Events are defined semantically, and so the same event expressed in syntactically or lexically different ways would have the same event output. For instance, the following sentences all express the same Acquisition event with the same participants and date.

  • “XYZ Corporation acquired/purchased/bought ABC Corporation on March 12, 2018.”
  • “ABC Corporation was acquired/purchased/bought by XYZ Corporation on March 12, 2018.”
  • “XYZ Corporation’s acquisition/purchase of ABC Corporation occurred on March 12, 2018.”

Event Extraction would produce the same output for each of these sentence variants.

Why is Event Extraction Challenging?

As mentioned above, human language can express the same event with different lexical and syntactic choices.  Thus Event Extraction needs to be able to handle many lexical and syntactic possibilities.

Event Extraction also needs to perform coreference resolution, that is, understanding what pronouns (e.g., “he”) or definite noun phrases (e.g., “the company”) refer to, in order to be useful for end user applications.  The sentence “He bought it” doesn’t have a lot of information value by itself, but if the “he” and the “it” can be resolved to named entities, e.g., “John Smith” and “ABC Corp.” in the same document, then the Event Extraction output becomes much more useful. However, accurate coreference resolution remains a challenging AI problem.

Additionally, information about the same event may be scattered across a document. It’s necessary to apply a technique called “event merging” to arrive at the full, complete event. For instance:

“On Wednesday CVS finally closed its massive merger with health insurance giant Aetna. Analysts say that the $70 billion merger positions the company to create a brand new health care model centered on its CVS Minute Clinics.“

Here the relevant information to the event is contained in two separate sentences and Event Extraction will identify a single Company Merger Event, with the following participants:

  • Company: CVS
  • Company: Aetna
  • Value:  $70 billion
  • Date: Wednesday

Event Extraction needs to handle all the syntactic complexity and identify “the $70 billion merger” as a reference to the previously mentioned CVS-Aetna merger.

Why is Event Extraction Useful?

Event Extraction has many applications. It can be used for:

  • Link Analysis: Particularly in law enforcement and national security, a primary goal of analysis is to map out the connections among individuals and organizations. Event extraction allows links and connections arising from events (e.g., Who Met Whom and When) described in unstructured text data to be added to the link analysis.
  • Geospatial Analysis: Event Extraction, when events and their locations are also extracted, can overlay the events on a map. For example, documents that mention bombing events can be analyzed geospatially with Event Extraction. Event Extraction can provide far richer geospatial information than Entity Extraction alone can.
  • Biographical information: Relationship Extraction captures some attributes of a person: birthday, age, physical description, family, employment, etc. Event Extraction will tell you additional information about the person’s activities, such as where the person traveled, whom the person met, and so on.

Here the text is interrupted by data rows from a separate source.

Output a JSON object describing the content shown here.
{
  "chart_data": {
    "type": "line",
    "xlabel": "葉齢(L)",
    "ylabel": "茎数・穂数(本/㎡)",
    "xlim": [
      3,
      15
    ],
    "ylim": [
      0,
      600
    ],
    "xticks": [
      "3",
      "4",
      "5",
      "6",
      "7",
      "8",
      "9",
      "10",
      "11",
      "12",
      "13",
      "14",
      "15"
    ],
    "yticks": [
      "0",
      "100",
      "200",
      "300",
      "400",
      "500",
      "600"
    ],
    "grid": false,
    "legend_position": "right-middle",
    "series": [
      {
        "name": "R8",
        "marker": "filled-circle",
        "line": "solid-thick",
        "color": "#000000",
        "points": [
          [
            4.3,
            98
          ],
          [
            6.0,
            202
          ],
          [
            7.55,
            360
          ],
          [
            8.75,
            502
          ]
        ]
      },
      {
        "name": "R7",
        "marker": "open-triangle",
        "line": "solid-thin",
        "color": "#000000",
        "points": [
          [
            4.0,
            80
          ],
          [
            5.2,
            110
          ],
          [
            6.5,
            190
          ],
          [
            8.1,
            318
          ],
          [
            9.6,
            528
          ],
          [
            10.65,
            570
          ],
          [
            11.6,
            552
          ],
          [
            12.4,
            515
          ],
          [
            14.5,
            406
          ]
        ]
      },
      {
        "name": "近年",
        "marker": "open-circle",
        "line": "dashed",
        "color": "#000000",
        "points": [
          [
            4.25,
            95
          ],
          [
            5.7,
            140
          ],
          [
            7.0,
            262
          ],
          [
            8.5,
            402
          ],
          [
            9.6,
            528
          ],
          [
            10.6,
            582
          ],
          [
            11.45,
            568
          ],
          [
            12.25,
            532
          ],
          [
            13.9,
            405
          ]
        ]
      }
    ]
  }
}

Following are some business areas where Event Extraction is regularly applied:

  • Risk Management: A company can monitor and assess risks that their organization faces due to bad actors. Through monitoring world media, Event Extraction can notify a firm that there is some current adverse information regarding a potential supplier, e.g., having had fines imposed on them based on corrupt activities. Event Extraction can monitor in real time, so there is no need to wait for such corrupt actors to be placed on official lists such as OFAC.
  • Geopolitical Monitoring: Organizations can use Event Extraction to monitor political or military crises to generate real-time notifications and alerts as to what is going on in the affected region.
  • Intelligence Analysis: Event Extraction can be used to identify critical facts occurring in the vast streams of unstructured text data available. The text data is much too voluminous for manual analysis, and Event Extraction allows the automatic identification of key nuggets of information.

Other areas in which Event Extraction is valuable include law enforcement, the life sciences, and public health crisis monitoring.